Through this AAPL community, we all can continue seeking deeper levels of professional and personal development and recognize ways we can each generate constructive influence at all levels. As physician leaders, let us become more engaged, stay engaged, and help others to become engaged. Exploring and creating opportunities for broader levels of positive transformation in healthcare is within our reach, individually and collectively.

Peter B. Angood, MD, FRCS(C), FACS, MCCM, FAAPL(Hon)

Peter Angood, MD, is the chief executive officer and president of the American Association for Physician Leadership. Formerly, Dr. Angood was the inaugural chief patient safety officer for The Joint Commission and senior team leader for the World Health Organization’s Collaborating Center for Patient Safety Solutions. He was also senior adviser for patient safety to the National Quality Forum and National Priorities Partnership and the former chief medical officer with the Patient Safety Organization of GE Healthcare.

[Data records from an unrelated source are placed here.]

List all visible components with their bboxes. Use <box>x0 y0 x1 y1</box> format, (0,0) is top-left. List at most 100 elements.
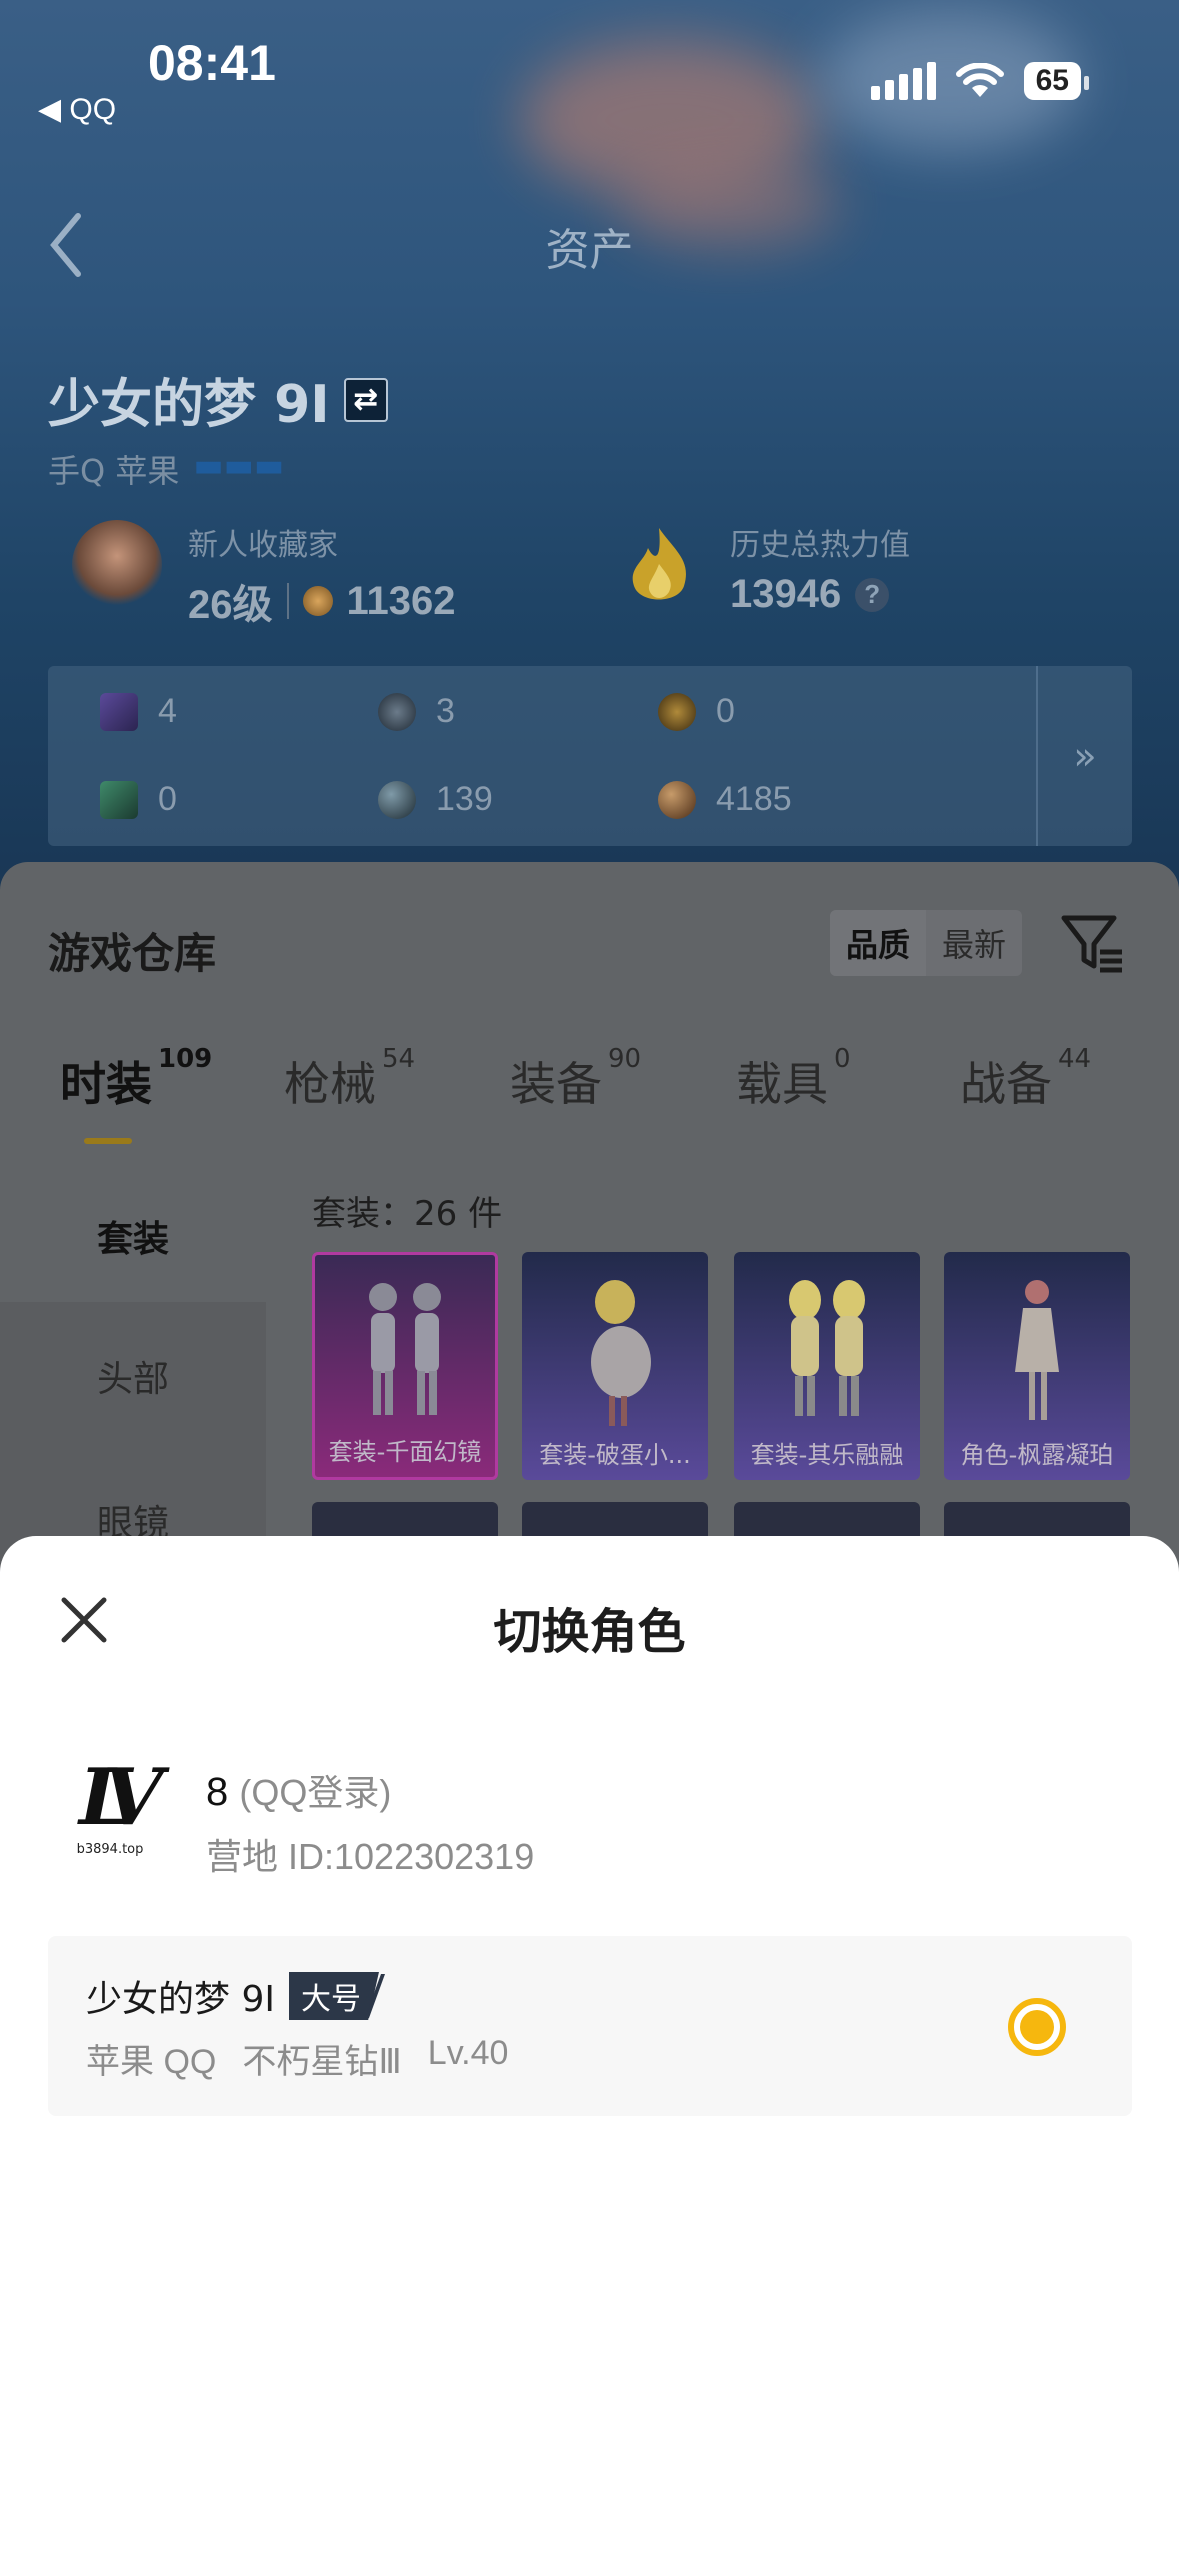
badge-label: 大号 <box>288 1972 379 2020</box>
outfit-figure <box>369 1283 441 1415</box>
avatar: LV b3894.top <box>58 1752 163 1866</box>
tab-label: 枪械 <box>284 1057 376 1111</box>
resource-item: 0 <box>658 692 735 731</box>
player-platform: 手Q 苹果 <box>48 452 180 490</box>
tab-label: 时装 <box>60 1057 152 1111</box>
avatar-logo: LV <box>78 1752 163 1843</box>
divider <box>286 583 289 619</box>
orb-dark-icon <box>378 780 416 819</box>
outfit-figure <box>591 1280 651 1426</box>
resources-more-button[interactable]: » <box>1036 666 1132 846</box>
resource-value: 0 <box>158 780 177 818</box>
back-to-app-link[interactable]: ◀ QQ <box>38 92 116 127</box>
resource-value: 3 <box>436 692 455 730</box>
resource-value: 4 <box>158 692 177 730</box>
card-green-icon <box>100 780 138 819</box>
tab-weapons[interactable]: 枪械 54 <box>284 1044 415 1114</box>
item-count-label: 套装：26 件 <box>312 1194 503 1234</box>
background-scenery <box>0 0 1179 1000</box>
radio-dot <box>1020 2010 1054 2044</box>
item-label: 套装-千面幻镜 <box>328 1438 482 1466</box>
player-name-row: 少女的梦 9I ⇄ <box>48 362 388 437</box>
item-card[interactable]: 套装-千面幻镜 <box>312 1252 498 1480</box>
role-level: Lv.40 <box>427 2034 509 2072</box>
tab-count: 54 <box>382 1044 416 1074</box>
coin-silver-icon <box>378 692 416 731</box>
outfit-figure <box>1015 1280 1059 1420</box>
switch-role-sheet: 切换角色 LV b3894.top 8 (QQ登录) 营地 ID:1022302… <box>0 1536 1179 2556</box>
heat-value: 13946 <box>730 572 842 616</box>
player-sub-link[interactable]: ▬▬▬ <box>193 446 284 492</box>
tab-label: 装备 <box>510 1057 602 1111</box>
resource-value: 0 <box>716 692 735 730</box>
tab-count: 90 <box>608 1044 642 1074</box>
status-icons: 65 <box>870 62 1090 100</box>
sort-newest-option[interactable]: 最新 <box>926 910 1022 976</box>
collector-stat[interactable]: 新人收藏家 26级 11362 <box>72 520 456 630</box>
player-name: 少女的梦 9I <box>48 375 330 435</box>
tab-count: 0 <box>834 1044 851 1074</box>
collector-level: 26级 <box>188 583 273 627</box>
tab-count: 44 <box>1058 1044 1092 1074</box>
tab-label: 战备 <box>960 1057 1052 1111</box>
help-icon[interactable]: ? <box>855 577 890 612</box>
login-type: (QQ登录) <box>239 1772 392 1813</box>
sheet-title: 切换角色 <box>493 1604 686 1660</box>
tab-supplies[interactable]: 战备 44 <box>960 1044 1091 1114</box>
heat-label: 历史总热力值 <box>730 528 910 563</box>
account-name: 8 <box>206 1770 229 1814</box>
collection-points: 11362 <box>346 578 456 623</box>
item-label: 套装-其乐融融 <box>750 1441 904 1469</box>
resource-item: 0 <box>100 780 177 819</box>
account-name-row: 8 (QQ登录) <box>206 1764 391 1816</box>
warehouse-tabs: 时装 109 枪械 54 装备 90 载具 0 战备 44 <box>0 1044 1179 1128</box>
resource-item: 4185 <box>658 780 792 819</box>
resource-item: 3 <box>378 692 455 731</box>
collector-medal-icon <box>72 520 162 610</box>
role-platform: 苹果 QQ <box>86 2043 217 2081</box>
resource-value: 139 <box>436 780 493 818</box>
camp-id: 营地 ID:1022302319 <box>206 1836 535 1877</box>
role-details: 苹果 QQ 不朽星钻Ⅲ Lv.40 <box>86 2034 508 2083</box>
signal-icon <box>870 62 936 100</box>
orb-bronze-icon <box>658 780 696 819</box>
collector-label: 新人收藏家 <box>188 528 338 563</box>
battery-indicator: 65 <box>1023 62 1090 100</box>
item-label: 套装-破蛋小... <box>539 1441 691 1469</box>
filter-icon[interactable] <box>1060 910 1126 976</box>
outfit-figure <box>789 1280 865 1416</box>
role-name: 少女的梦 9I <box>86 1979 275 2020</box>
resource-value: 4185 <box>716 780 792 818</box>
tab-fashion[interactable]: 时装 109 <box>60 1044 212 1114</box>
resource-item: 4 <box>100 692 177 731</box>
tab-count: 109 <box>158 1044 213 1074</box>
item-card[interactable]: 套装-其乐融融 <box>734 1252 920 1480</box>
role-selected-radio[interactable] <box>1008 1998 1066 2056</box>
avatar-url-text: b3894.top <box>76 1842 144 1857</box>
resource-item: 139 <box>378 780 493 819</box>
role-option[interactable]: 少女的梦 9I 大号 苹果 QQ 不朽星钻Ⅲ Lv.40 <box>48 1936 1132 2116</box>
warehouse-title: 游戏仓库 <box>48 929 217 978</box>
category-head[interactable]: 头部 <box>0 1350 266 1402</box>
active-tab-indicator <box>84 1138 132 1144</box>
tab-vehicles[interactable]: 载具 0 <box>736 1044 851 1114</box>
main-account-badge: 大号 <box>288 1972 385 2020</box>
heat-stat[interactable]: 历史总热力值 13946 ? <box>614 520 910 617</box>
sort-toggle: 品质 最新 <box>830 910 1023 976</box>
tab-label: 载具 <box>736 1057 828 1111</box>
status-time: 08:41 <box>148 35 276 91</box>
switch-role-icon[interactable]: ⇄ <box>343 377 388 422</box>
tab-equipment[interactable]: 装备 90 <box>510 1044 641 1114</box>
item-card[interactable]: 套装-破蛋小... <box>522 1252 708 1480</box>
coin-gold-icon <box>658 692 696 731</box>
player-sub-line: 手Q 苹果 ▬▬▬ <box>48 446 284 492</box>
resources-panel: 4 3 0 0 139 4185 » <box>48 666 1132 846</box>
category-suit[interactable]: 套装 <box>0 1162 266 1302</box>
item-card[interactable]: 角色-枫露凝珀 <box>944 1252 1130 1480</box>
flame-icon <box>632 528 686 600</box>
card-purple-icon <box>100 692 138 731</box>
sort-quality-option[interactable]: 品质 <box>830 910 927 976</box>
collection-coin-icon <box>302 586 333 616</box>
item-label: 角色-枫露凝珀 <box>960 1441 1114 1469</box>
role-name-row: 少女的梦 9I 大号 <box>86 1970 385 2022</box>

With his academic trauma surgery practice experience ranging from the McGill University hospital system in Canada to the University of Pennsylvania, Yale University and Washington University in St. Louis, Dr. Angood completed his formal academic career as a full professor of surgery, anesthesia and emergency medicine. A fellow in the Royal College of Physicians and Surgeons of Canada, the American College of Surgeons and the American College of Critical Care Medicine, Dr. Angood is an author in more than 200 publications and a past president for the Society of Critical Care Medicine.